Rocha et al. (2008) further explored how the in-game challenges defined by Rollings and Adams (2003) are used to encourage collaboration among players in

current cooperative games. They found that challenges can be divided into two primary categories: pure challenges and applied challenges. Pure challenges involve real-life physical effort, coordination, reflexes and spatial-awareness. Physical effort can be used to promote collaborative play if the effort required to accomplish a task is configured in such a way that it is too much for a single player handle. Collaboration is also encouraged in a team of players who have to coordinate movements and strategies, be spatially aware of their surroundings, and use their reflexes to react to challenges that arise during the attainment of shared goals.

Applied challenges are different to pure challenges in that they apply directly to the content and mechanics of the game in question. Examples of applied challenges that encourage collaboration include race

conditions, exploration, and economics. Race conditions (or timed events) force players to complete certain tasks in unison before a timer expires, and the additional time pressure causes players to focus better and work more cohesively. Exploration requires players to collaborate so they can progress to other areas by, for example, opening locked doors via simultaneous switches or working together to disable or avoid traps and dangerous objects. In games centred on resource management, economic necessity can be used to encourage players to collaborate closely, with players having to trade with each other and manage and allocate their shared resources in order to succeed.

Seif El-Nasr et al. (2010) continued the work begun by Zagal, Rick & Hsi (2006) and Rocha et al. (2008). Based on an in-depth analysis of fourteen popular

and current cooperative games, Seif El-Nasr et al. (2010) extended the findings of Rocha et al. (2008) and proposed an additional seven design patterns for developing collaborative game mechanics:
• Camera settings: Camera setup emerged as an important design component in collaborative games, especially in situations where people play together on a shared screen. The following camera setups were identified: screen split horizontally or vertically; one character in focus or all characters in focus.
• Interacting with the same object: Players interact with objects that can be manipulated by multiple team members simultaneously. For example, players sharing a ball or both players push/pull one object at the same time.
• Shared puzzles: Similar to Rocha, Mascarenhas and Prada’s (2008) Shared goals, players encounter shared challenges or obstacles.

• Shared characters: There is a shared non-player character (NPC) equipped with unique abilities that can be taken control of by one player at a time. Shared characters encourage collaboration by enabling discussions among players concerning how to share the NPC.
• Special characters targeting lone wolf: Special NPCs that target players working alone or indulging in anti-collaborative practices are designed and implemented.
• Vocalisation: Player characters have automatic vocal expressions that alert team members of strategic decisions, challenging events or imminent danger. Vocal expressions encourage players to support each other and play close together.
• Limited resources: Players have a limited amount of resources, which encourages players to exchange or share resources to complete shared goals.

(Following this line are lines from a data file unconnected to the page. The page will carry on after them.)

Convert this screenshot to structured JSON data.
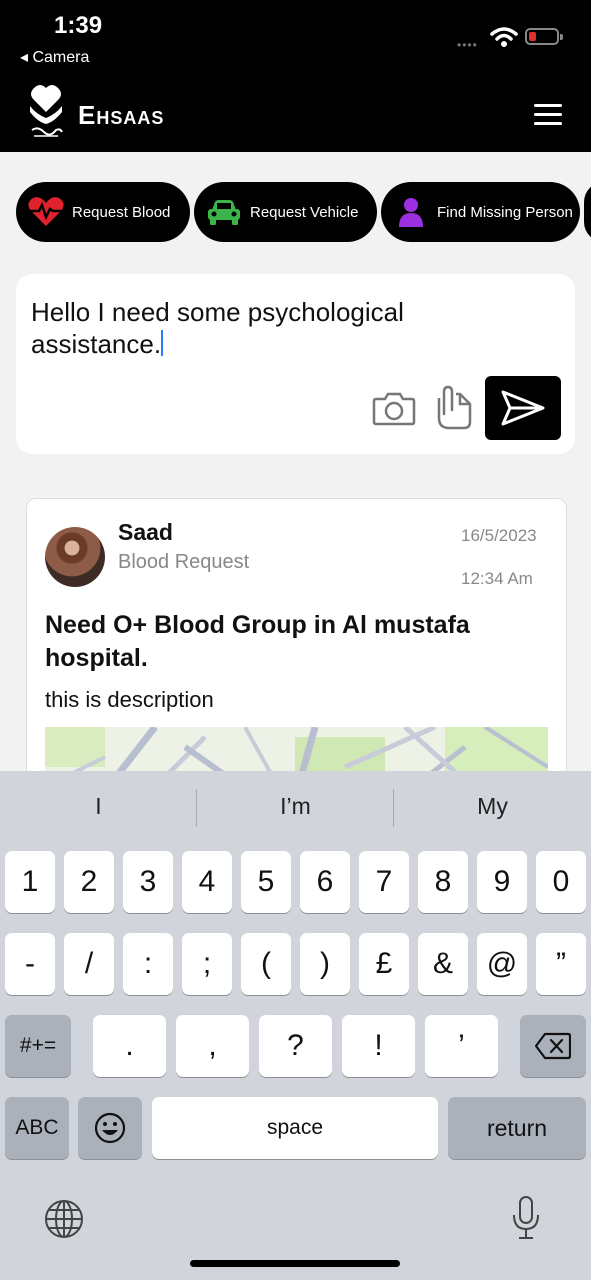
{
  "status": {
    "time": "1:39",
    "back_label": "◂ Camera",
    "dots": "••••"
  },
  "header": {
    "title": "Ehsaas"
  },
  "chips": [
    {
      "label": "Request Blood",
      "icon": "heart-pulse-icon",
      "color": "#e0222e"
    },
    {
      "label": "Request Vehicle",
      "icon": "car-icon",
      "color": "#3bb54a"
    },
    {
      "label": "Find Missing Person",
      "icon": "person-icon",
      "color": "#9b30e0"
    }
  ],
  "compose": {
    "text": "Hello I need some psychological assistance."
  },
  "post": {
    "user": "Saad",
    "type": "Blood Request",
    "date": "16/5/2023",
    "time": "12:34 Am",
    "title": "Need O+ Blood Group in  Al mustafa hospital.",
    "description": "this is description"
  },
  "keyboard": {
    "suggestions": [
      "I",
      "I’m",
      "My"
    ],
    "row1": [
      "1",
      "2",
      "3",
      "4",
      "5",
      "6",
      "7",
      "8",
      "9",
      "0"
    ],
    "row2": [
      "-",
      "/",
      ":",
      ";",
      "(",
      ")",
      "£",
      "&",
      "@",
      "”"
    ],
    "row3_left": "#+=",
    "row3": [
      ".",
      ",",
      "?",
      "!",
      "’"
    ],
    "abc": "ABC",
    "space": "space",
    "return": "return"
  }
}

After having reviewed, identified and validated the collaborative patterns described above, Seif El-Nasr et al. (2010) ran a study to investigate how players experience multiplayer games that embed these patterns. Through an iterative process involving expert and team reviews, Seif El-Nasr et al. (2010) defined a set of performance metrics for analysing the collaborative nature of the games played. The performance metrics included the following components: players laughing and being excited together, players communicating to work out collaborative strategies, one player helping another player, players taking different roles that complement each other’s responsibilities and abilities, players waiting for each other, and players getting in each other’s way. The authors video-recorded a total of 25 three-hour gameplay sessions, with groups of two–to four participants playing collaborative games

throughout each session. They then annotated the video recordings and determined the causes of the performance metrics in each session. Consequently, the authors were able to identify the collaborative game mechanics that had the most significant impact on players’ performance metrics:

• Complementarity was identified as the most common component impacting players’ performance metrics. Complementarity was noted as an important factor in players laughing and being excited together, players communicating to work out collaborative strategies, and players taking different roles that complemented each other’s responsibilities and abilities.
• Shared goals and shared puzzles were identified as the primary causes behind players communicating as a team to work out collaborative strategies.

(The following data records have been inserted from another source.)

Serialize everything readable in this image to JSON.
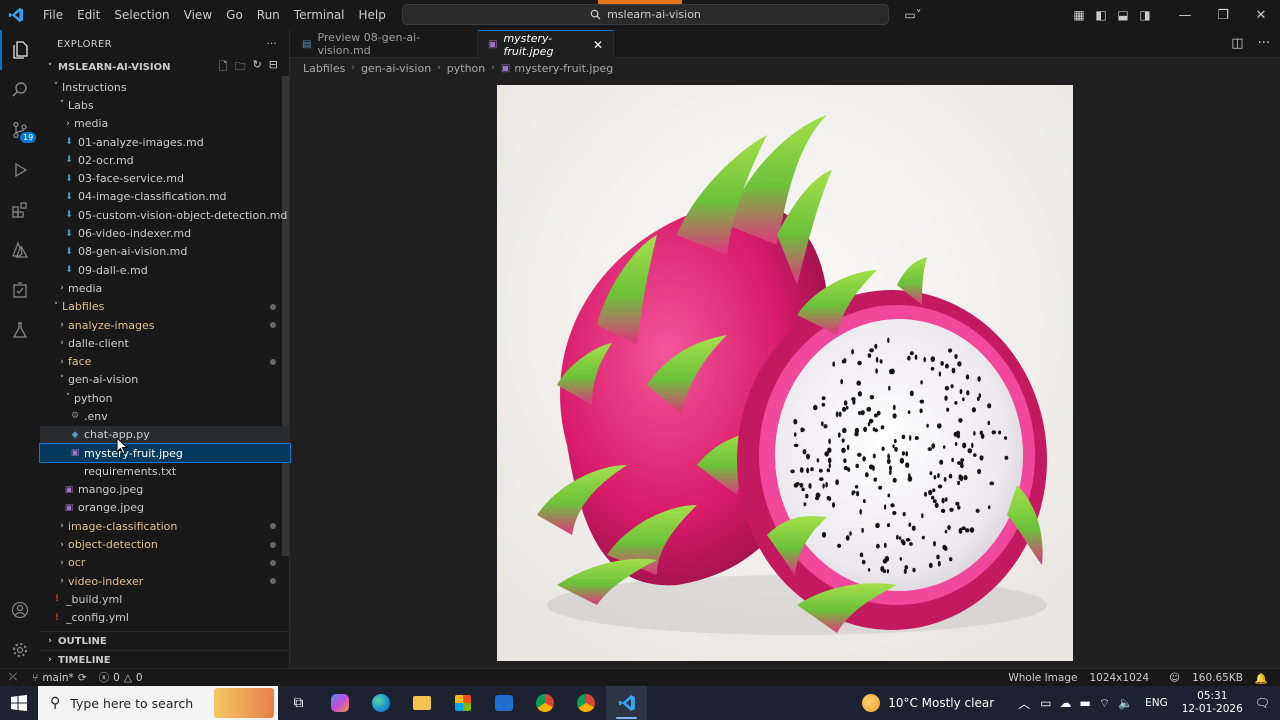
{
  "titlebar": {
    "menu": [
      "File",
      "Edit",
      "Selection",
      "View",
      "Go",
      "Run",
      "Terminal",
      "Help"
    ],
    "search_text": "mslearn-ai-vision"
  },
  "activity": {
    "scm_badge": "19"
  },
  "explorer": {
    "title": "EXPLORER",
    "more": "···",
    "root": "MSLEARN-AI-VISION",
    "items": [
      {
        "label": "Instructions",
        "icon": "folder-open"
      },
      {
        "label": "Labs",
        "icon": "folder-open"
      },
      {
        "label": "media",
        "icon": "folder-closed"
      },
      {
        "label": "01-analyze-images.md",
        "icon": "markdown-icon"
      },
      {
        "label": "02-ocr.md",
        "icon": "markdown-icon"
      },
      {
        "label": "03-face-service.md",
        "icon": "markdown-icon"
      },
      {
        "label": "04-image-classification.md",
        "icon": "markdown-icon"
      },
      {
        "label": "05-custom-vision-object-detection.md",
        "icon": "markdown-icon"
      },
      {
        "label": "06-video-indexer.md",
        "icon": "markdown-icon"
      },
      {
        "label": "08-gen-ai-vision.md",
        "icon": "markdown-icon"
      },
      {
        "label": "09-dall-e.md",
        "icon": "markdown-icon"
      },
      {
        "label": "media",
        "icon": "folder-closed"
      },
      {
        "label": "Labfiles",
        "icon": "folder-open"
      },
      {
        "label": "analyze-images",
        "icon": "folder-closed"
      },
      {
        "label": "dalle-client",
        "icon": "folder-closed"
      },
      {
        "label": "face",
        "icon": "folder-closed"
      },
      {
        "label": "gen-ai-vision",
        "icon": "folder-open"
      },
      {
        "label": "python",
        "icon": "folder-open"
      },
      {
        "label": ".env",
        "icon": "gear-icon"
      },
      {
        "label": "chat-app.py",
        "icon": "python-icon"
      },
      {
        "label": "mystery-fruit.jpeg",
        "icon": "image-icon"
      },
      {
        "label": "requirements.txt",
        "icon": "text-icon"
      },
      {
        "label": "mango.jpeg",
        "icon": "image-icon"
      },
      {
        "label": "orange.jpeg",
        "icon": "image-icon"
      },
      {
        "label": "image-classification",
        "icon": "folder-closed"
      },
      {
        "label": "object-detection",
        "icon": "folder-closed"
      },
      {
        "label": "ocr",
        "icon": "folder-closed"
      },
      {
        "label": "video-indexer",
        "icon": "folder-closed"
      },
      {
        "label": "_build.yml",
        "icon": "yaml-icon"
      },
      {
        "label": "_config.yml",
        "icon": "yaml-icon"
      }
    ],
    "outline": "OUTLINE",
    "timeline": "TIMELINE"
  },
  "tabs": [
    {
      "label": "Preview 08-gen-ai-vision.md",
      "active": false
    },
    {
      "label": "mystery-fruit.jpeg",
      "active": true
    }
  ],
  "breadcrumb": [
    "Labfiles",
    "gen-ai-vision",
    "python",
    "mystery-fruit.jpeg"
  ],
  "status": {
    "branch": "main*",
    "errors": "0",
    "warnings": "0",
    "view_mode": "Whole Image",
    "dimensions": "1024x1024",
    "file_size": "160.65KB"
  },
  "taskbar": {
    "search_placeholder": "Here to search",
    "search_label": "Type here to search",
    "weather": "10°C  Mostly clear",
    "language": "ENG",
    "time": "05:31",
    "date": "12-01-2026"
  }
}
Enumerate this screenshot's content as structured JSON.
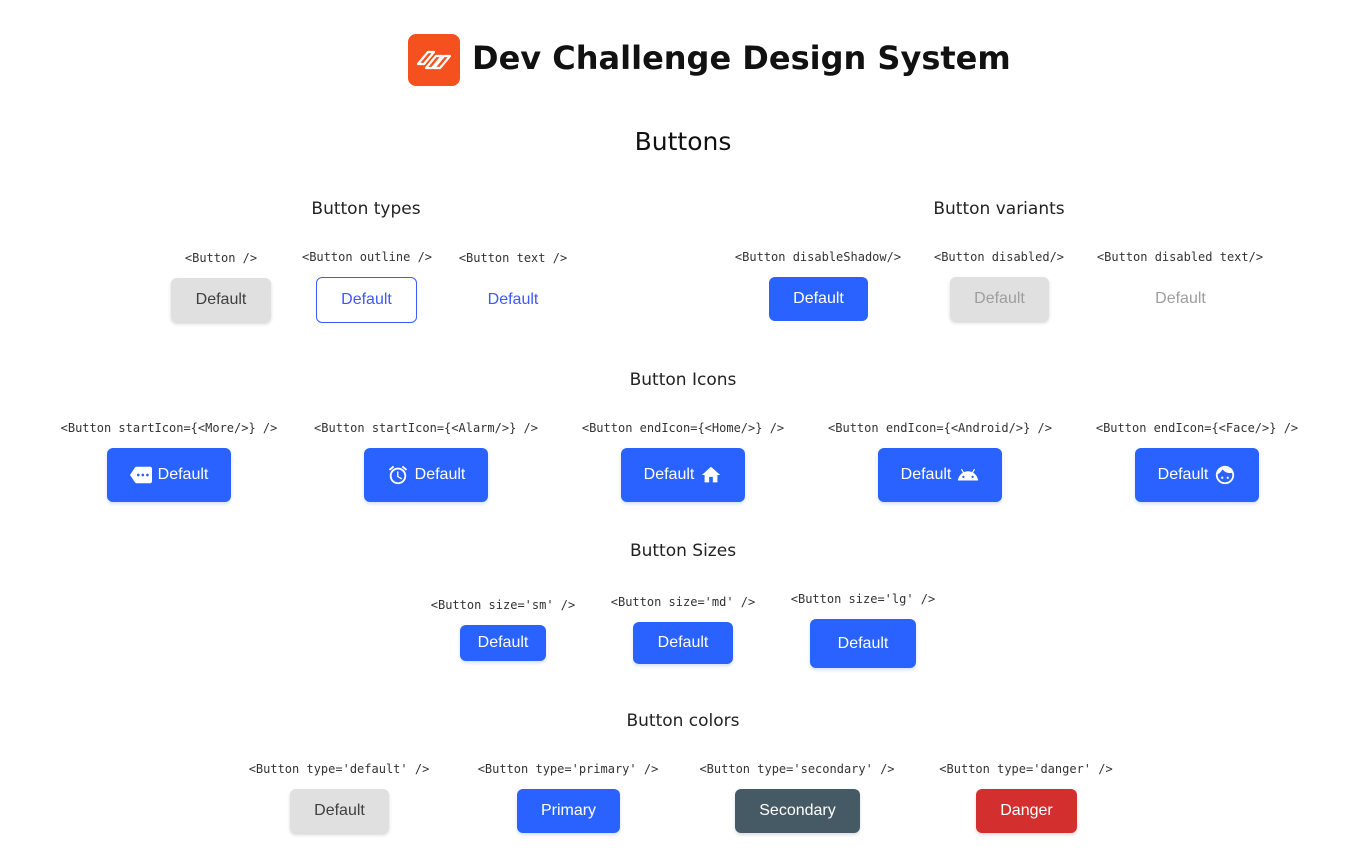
{
  "header": {
    "title": "Dev Challenge Design System",
    "logo_color": "#f4511e"
  },
  "page_title": "Buttons",
  "types": {
    "title": "Button types",
    "items": [
      {
        "code": "<Button />",
        "label": "Default"
      },
      {
        "code": "<Button outline />",
        "label": "Default"
      },
      {
        "code": "<Button text />",
        "label": "Default"
      }
    ]
  },
  "variants": {
    "title": "Button variants",
    "items": [
      {
        "code": "<Button disableShadow/>",
        "label": "Default"
      },
      {
        "code": "<Button disabled/>",
        "label": "Default"
      },
      {
        "code": "<Button disabled text/>",
        "label": "Default"
      }
    ]
  },
  "icons": {
    "title": "Button Icons",
    "items": [
      {
        "code": "<Button startIcon={<More/>} />",
        "label": "Default",
        "icon": "more-icon"
      },
      {
        "code": "<Button startIcon={<Alarm/>} />",
        "label": "Default",
        "icon": "alarm-icon"
      },
      {
        "code": "<Button endIcon={<Home/>} />",
        "label": "Default",
        "icon": "home-icon"
      },
      {
        "code": "<Button endIcon={<Android/>} />",
        "label": "Default",
        "icon": "android-icon"
      },
      {
        "code": "<Button endIcon={<Face/>} />",
        "label": "Default",
        "icon": "face-icon"
      }
    ]
  },
  "sizes": {
    "title": "Button Sizes",
    "items": [
      {
        "code": "<Button size='sm' />",
        "label": "Default"
      },
      {
        "code": "<Button size='md' />",
        "label": "Default"
      },
      {
        "code": "<Button size='lg' />",
        "label": "Default"
      }
    ]
  },
  "colors": {
    "title": "Button colors",
    "items": [
      {
        "code": "<Button type='default' />",
        "label": "Default"
      },
      {
        "code": "<Button type='primary' />",
        "label": "Primary"
      },
      {
        "code": "<Button type='secondary' />",
        "label": "Secondary"
      },
      {
        "code": "<Button type='danger' />",
        "label": "Danger"
      }
    ]
  },
  "palette": {
    "default": "#e0e0e0",
    "primary": "#2962ff",
    "secondary": "#455a64",
    "danger": "#d32f2f"
  }
}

• Interacting with the same object was identified as a common cause for players laughing and being excited together, players helping each other, and players having to work out collaborative strategies together.
• Camera setting was identified as the primary cause for players having to wait for each other and players getting in each other’s way. Games employing a split screen or a camera led by the first player had a negative impact on player experience because they caused players to wait for each other and get in each other’s way relatively often. On the other hand, games where all characters are always in the camera’s focus had far fewer cases of players having to wait for each other or players getting in each other’s way.
• Difficulty was identified as one of the primary drivers of players helping each other. Although difficulty is not necessarily a game mechanism by itself, it is worth noting that players helped each other more

frequently when the game was difficult for players.

Applying these lessons to the design of Serious Games

Although most of the games mentioned in the above study can be categorised as “entertainment games”, these collaborative mechanisms are just as relevant for the design of serious games. The game mechanics that were found to have the most significant impact on necessitating collaboration between players were: complementarity; shared goals; shared puzzles; interacting with the same object; and difficulty.

When designing serious games that encourage collaboration, game designers and developers must also consider how players communicate during

collaborative gameplay. Verbal communication is most commonly facilitated via voice or text chat (Toups et al., 2014; Kowert, 2015). Additionally, alternative forms of in-game communication, like virtual gestures and environment-modifying mechanics, allow players to share information in ways that can be difficult or impossible to convey verbally (Toups et al., 2014). Through in-game social representations of players (i.e., avatars), player–avatar relationships also influence the way players experience games, and are helpful in understanding how players socialise during multiplayer games (Banks and Bowman, 2013).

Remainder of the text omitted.